The thing is that one doesn’t have to search too far or too hard for negative news in South Africa. The media headlines are astounding: commodity prices have dropped and the mining sector is now considering massive job cuts; the steel industry continues to hurt and, as things stand, there are no indications that it will be protected from the Chinese onslaught.
It is also not helped by the global slump in steel prices.
Schoolteacher doubling up as SAA chair
On the unavoidable public sector side, and according to reports, the schoolteacher doubling up as South African Airways’ chairperson continues to cause havoc in the management of our national carrier.
Other board members and the airline’s executive management fear Dudu Myeni because of her tendency to brandish a Zuma-branded veto card on everything she opposes. All she needs to do, we’re told, is to name drop – and not just any name – and claim that she was recently on the phone with “Number one” and his view on a particular matter is that a particular route should be taken.
She’s also the chairperson of the Jacob Zuma Foundation – but there is no conflict there, of course! In the meantime, we wait for the appointment of yet another brave South African professional – ready to be eaten alive – to the position of CEO of SAA before another turnaround strategy is developed and implemented.
While we wait, watch this space and brace yourselves for another application for a future bail-out. It’s an open secret that SAA’s wage bill is too huge to be funded from operations alone.
Not willing to be outsmarted, PetroSA has decided that it will be the next big story. With a reported R14.9bn loss in the past year alone and all sorts of unexplained infighting following the suspension of two key executives just two months ago, things are not looking good.

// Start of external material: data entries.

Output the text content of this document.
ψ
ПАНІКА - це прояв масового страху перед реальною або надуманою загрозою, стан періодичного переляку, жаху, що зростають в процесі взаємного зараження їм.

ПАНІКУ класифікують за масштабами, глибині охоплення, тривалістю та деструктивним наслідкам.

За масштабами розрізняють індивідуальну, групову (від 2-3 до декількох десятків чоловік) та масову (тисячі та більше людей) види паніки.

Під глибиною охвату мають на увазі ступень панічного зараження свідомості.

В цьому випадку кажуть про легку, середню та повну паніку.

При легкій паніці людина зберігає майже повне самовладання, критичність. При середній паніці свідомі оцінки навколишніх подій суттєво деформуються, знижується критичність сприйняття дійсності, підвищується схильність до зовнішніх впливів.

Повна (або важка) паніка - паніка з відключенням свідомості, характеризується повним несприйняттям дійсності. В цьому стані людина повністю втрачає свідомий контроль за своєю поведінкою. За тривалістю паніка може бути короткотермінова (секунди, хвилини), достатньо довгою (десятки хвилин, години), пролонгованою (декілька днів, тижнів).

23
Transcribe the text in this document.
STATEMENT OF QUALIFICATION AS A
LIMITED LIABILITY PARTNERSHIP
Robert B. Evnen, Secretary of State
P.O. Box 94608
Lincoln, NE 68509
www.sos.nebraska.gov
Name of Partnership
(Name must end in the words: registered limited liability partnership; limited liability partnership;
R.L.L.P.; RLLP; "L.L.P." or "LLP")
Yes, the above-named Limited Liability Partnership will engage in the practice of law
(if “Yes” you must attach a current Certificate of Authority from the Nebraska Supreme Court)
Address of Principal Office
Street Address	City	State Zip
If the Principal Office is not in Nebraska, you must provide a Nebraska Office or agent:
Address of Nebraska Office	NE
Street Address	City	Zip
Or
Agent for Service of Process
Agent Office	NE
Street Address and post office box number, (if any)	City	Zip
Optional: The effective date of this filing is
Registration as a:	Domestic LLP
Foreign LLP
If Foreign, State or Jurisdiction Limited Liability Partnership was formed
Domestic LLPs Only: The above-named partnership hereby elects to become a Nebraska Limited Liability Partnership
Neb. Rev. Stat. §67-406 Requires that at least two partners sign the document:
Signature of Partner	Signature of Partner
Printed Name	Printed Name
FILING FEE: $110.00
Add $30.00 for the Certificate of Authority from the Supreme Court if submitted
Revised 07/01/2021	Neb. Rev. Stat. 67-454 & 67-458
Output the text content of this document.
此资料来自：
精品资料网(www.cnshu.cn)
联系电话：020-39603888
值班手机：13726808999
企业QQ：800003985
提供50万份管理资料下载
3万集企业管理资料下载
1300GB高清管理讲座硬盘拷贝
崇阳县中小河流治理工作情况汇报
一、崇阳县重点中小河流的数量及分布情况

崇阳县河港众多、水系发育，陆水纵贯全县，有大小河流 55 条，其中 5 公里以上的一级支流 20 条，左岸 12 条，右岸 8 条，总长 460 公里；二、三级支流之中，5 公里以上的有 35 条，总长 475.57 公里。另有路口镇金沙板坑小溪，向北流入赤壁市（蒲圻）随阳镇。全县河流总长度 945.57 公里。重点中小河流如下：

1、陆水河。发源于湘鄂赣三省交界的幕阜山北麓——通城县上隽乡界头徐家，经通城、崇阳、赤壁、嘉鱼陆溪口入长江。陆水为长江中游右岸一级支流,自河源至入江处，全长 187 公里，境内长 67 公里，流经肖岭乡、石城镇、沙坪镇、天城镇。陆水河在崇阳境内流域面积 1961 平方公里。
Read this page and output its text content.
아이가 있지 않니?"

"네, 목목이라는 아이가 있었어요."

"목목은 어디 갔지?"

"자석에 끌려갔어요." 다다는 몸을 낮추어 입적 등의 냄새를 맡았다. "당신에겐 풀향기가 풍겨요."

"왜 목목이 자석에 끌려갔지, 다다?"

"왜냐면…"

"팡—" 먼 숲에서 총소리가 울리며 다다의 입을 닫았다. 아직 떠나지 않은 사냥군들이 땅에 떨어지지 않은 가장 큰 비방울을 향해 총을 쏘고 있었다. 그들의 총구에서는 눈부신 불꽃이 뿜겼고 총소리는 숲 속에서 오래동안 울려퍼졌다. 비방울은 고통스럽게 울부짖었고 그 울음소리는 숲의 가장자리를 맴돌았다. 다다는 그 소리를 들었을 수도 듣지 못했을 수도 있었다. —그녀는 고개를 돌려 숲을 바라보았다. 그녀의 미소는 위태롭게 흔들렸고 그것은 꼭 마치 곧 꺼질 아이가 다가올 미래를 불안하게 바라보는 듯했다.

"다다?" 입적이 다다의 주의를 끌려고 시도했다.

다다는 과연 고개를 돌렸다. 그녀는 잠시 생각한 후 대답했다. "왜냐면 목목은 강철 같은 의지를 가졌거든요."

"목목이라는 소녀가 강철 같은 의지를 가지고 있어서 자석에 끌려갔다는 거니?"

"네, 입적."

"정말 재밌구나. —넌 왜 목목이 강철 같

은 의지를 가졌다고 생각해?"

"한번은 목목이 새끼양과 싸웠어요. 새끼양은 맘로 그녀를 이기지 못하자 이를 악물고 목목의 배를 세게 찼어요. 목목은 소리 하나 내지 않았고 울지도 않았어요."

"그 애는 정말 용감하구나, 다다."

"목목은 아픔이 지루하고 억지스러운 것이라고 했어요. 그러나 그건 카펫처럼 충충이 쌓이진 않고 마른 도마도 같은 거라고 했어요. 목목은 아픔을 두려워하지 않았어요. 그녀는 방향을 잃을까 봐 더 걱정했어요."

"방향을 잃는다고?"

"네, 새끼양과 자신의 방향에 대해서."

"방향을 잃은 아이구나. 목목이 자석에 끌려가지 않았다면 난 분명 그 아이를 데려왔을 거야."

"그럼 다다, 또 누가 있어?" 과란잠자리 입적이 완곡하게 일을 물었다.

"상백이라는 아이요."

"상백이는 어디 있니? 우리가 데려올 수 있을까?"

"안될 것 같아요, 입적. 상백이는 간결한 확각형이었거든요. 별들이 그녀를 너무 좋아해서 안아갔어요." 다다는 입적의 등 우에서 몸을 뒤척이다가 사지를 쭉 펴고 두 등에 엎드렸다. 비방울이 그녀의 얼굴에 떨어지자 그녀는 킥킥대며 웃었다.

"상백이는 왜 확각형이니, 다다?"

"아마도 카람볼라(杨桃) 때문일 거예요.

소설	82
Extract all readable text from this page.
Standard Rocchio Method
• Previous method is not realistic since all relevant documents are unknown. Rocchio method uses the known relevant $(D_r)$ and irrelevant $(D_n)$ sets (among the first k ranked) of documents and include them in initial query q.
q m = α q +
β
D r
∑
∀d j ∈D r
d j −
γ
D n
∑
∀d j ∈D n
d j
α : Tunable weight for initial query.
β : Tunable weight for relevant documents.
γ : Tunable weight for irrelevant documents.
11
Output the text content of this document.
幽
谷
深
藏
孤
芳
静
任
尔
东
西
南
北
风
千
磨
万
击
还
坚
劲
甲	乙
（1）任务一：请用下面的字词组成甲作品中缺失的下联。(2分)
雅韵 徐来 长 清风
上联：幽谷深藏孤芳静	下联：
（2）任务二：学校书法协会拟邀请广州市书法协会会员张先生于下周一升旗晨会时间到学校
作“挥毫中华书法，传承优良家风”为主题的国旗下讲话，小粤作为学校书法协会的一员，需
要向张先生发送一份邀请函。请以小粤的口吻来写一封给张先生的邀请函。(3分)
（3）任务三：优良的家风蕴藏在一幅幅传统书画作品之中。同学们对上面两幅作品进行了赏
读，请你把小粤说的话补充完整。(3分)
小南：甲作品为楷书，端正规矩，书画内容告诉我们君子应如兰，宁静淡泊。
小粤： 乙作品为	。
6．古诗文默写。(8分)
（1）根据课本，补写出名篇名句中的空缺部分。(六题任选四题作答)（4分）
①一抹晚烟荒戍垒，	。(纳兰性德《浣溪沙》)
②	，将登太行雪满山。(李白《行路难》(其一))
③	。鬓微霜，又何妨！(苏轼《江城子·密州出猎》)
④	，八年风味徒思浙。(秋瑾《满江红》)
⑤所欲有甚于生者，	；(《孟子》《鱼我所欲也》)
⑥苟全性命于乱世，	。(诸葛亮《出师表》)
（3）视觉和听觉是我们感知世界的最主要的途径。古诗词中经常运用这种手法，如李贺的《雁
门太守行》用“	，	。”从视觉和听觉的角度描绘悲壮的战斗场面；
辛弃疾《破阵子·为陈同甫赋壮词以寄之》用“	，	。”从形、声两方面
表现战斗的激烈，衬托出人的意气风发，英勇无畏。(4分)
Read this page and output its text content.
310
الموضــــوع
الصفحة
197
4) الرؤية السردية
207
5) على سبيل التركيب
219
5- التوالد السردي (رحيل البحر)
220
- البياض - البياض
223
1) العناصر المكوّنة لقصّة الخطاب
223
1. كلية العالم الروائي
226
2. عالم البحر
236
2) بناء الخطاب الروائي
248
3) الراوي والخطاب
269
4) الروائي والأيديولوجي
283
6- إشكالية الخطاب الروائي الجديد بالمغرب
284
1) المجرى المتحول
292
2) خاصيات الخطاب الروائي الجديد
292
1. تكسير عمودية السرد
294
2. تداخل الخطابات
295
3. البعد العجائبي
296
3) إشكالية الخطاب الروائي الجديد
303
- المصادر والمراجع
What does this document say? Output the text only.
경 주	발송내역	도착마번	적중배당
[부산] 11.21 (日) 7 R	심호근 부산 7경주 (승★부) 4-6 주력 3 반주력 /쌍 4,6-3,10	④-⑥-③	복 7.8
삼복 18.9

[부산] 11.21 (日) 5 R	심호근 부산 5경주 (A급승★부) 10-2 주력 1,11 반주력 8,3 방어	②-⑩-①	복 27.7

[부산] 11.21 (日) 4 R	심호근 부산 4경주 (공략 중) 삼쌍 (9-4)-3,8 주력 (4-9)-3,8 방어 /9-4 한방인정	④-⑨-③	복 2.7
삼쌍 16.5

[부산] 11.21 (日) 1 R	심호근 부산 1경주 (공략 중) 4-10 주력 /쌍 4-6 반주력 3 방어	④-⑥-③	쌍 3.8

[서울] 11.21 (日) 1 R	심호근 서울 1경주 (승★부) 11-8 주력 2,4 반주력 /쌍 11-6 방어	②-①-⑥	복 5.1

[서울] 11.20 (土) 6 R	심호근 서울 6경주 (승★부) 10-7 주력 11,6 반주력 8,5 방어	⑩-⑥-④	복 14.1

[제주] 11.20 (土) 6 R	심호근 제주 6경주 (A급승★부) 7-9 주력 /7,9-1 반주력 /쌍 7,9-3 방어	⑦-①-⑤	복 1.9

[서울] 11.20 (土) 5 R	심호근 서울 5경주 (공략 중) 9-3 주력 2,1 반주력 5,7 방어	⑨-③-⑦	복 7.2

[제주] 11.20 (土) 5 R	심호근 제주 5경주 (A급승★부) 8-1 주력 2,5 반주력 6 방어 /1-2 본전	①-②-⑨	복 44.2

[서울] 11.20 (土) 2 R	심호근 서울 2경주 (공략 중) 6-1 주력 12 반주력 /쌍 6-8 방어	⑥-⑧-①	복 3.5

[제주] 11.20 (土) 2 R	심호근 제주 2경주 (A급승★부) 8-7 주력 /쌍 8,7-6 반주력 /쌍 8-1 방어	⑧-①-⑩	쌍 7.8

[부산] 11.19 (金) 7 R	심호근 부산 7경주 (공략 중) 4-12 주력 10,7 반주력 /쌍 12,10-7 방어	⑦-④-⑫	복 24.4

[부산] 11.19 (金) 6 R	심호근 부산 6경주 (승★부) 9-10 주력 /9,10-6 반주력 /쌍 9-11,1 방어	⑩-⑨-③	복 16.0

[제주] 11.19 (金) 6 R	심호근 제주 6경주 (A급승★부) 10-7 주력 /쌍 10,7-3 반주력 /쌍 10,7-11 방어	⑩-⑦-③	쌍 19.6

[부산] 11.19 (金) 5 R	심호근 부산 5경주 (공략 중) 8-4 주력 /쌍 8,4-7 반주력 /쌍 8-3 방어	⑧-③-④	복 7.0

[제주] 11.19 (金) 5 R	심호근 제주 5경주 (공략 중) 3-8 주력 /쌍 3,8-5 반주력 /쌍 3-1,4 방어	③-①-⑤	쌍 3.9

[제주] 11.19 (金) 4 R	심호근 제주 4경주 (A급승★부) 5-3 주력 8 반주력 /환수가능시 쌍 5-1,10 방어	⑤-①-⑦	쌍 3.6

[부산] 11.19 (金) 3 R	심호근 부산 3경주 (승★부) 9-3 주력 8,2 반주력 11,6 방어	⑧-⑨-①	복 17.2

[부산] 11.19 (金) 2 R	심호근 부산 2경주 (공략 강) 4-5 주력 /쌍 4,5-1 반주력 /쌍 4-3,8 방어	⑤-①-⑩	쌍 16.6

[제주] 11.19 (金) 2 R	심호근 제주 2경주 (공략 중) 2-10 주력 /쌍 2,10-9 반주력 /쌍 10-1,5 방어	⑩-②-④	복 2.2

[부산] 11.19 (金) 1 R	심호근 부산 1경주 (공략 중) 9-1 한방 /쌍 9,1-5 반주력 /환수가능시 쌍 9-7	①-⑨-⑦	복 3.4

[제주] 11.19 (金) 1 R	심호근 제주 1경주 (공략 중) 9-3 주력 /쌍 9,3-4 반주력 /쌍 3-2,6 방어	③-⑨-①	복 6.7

Now, Nonhlanhla Jiyane, the interim chairperson, has decided to call it quits. She’s reported to be in a disagreement of sorts with Sankie Mthembi-Mahanyele, a political big hitter who is also the chairperson of the Central Energy Fund, to which PetroSA reports. For the moment it all boils down to “this one said this and the other one that”.
Needs to ‘study’ letter of resignation
Mthembi-Mahanyele is reported to have told Business Day: “Yes, I did receive (Jiyane’s) resignation today but I am yet to study it.” It must be a very long resignation letter to read.
And then there is the Passenger Rail Agency of South Africa (Prasa). Where does one start on this one? Having decided to join a long line of state-owned companies without a permanent CEO, following the very recent firing of Lucky Montana (or is it an ‘early termination of contract’?), Prasa is now in the spotlight for contributing to the growing negative public sentiment about how parastatals are managed.
Montana did not do himself any favours by trying to defend Daniel Mtimkulu, Prasa’s chief engineer who has now resigned, after he was exposed as having lied about his qualifications. His post-dismissal claims that Mtimkulu was good at his work – locomotive size notwithstanding – might have merit elsewhere, but the point here is that Mtimkulu lied to Prasa and to the rest of us, SA’s taxpayers. He therefore obtained his employment fraudulently and thus compromised Prasa’s corporate reputation.
All of these unhappy developments are relevant and deserve to be in the spotlight and receive public criticism because they inform our outlook of where we are at as a country. Sadly, they also provide fodder for those of us who will gladly use them as an excuse to justify racist views about competence and the running of economies.
The government and people entrusted with board and executive management responsibilities right across our economy – in the private and public sector – have a role to play in making the rest of us happy contributors to the development of South Africa.
What we see happening around us, however, is definitely not the way to go.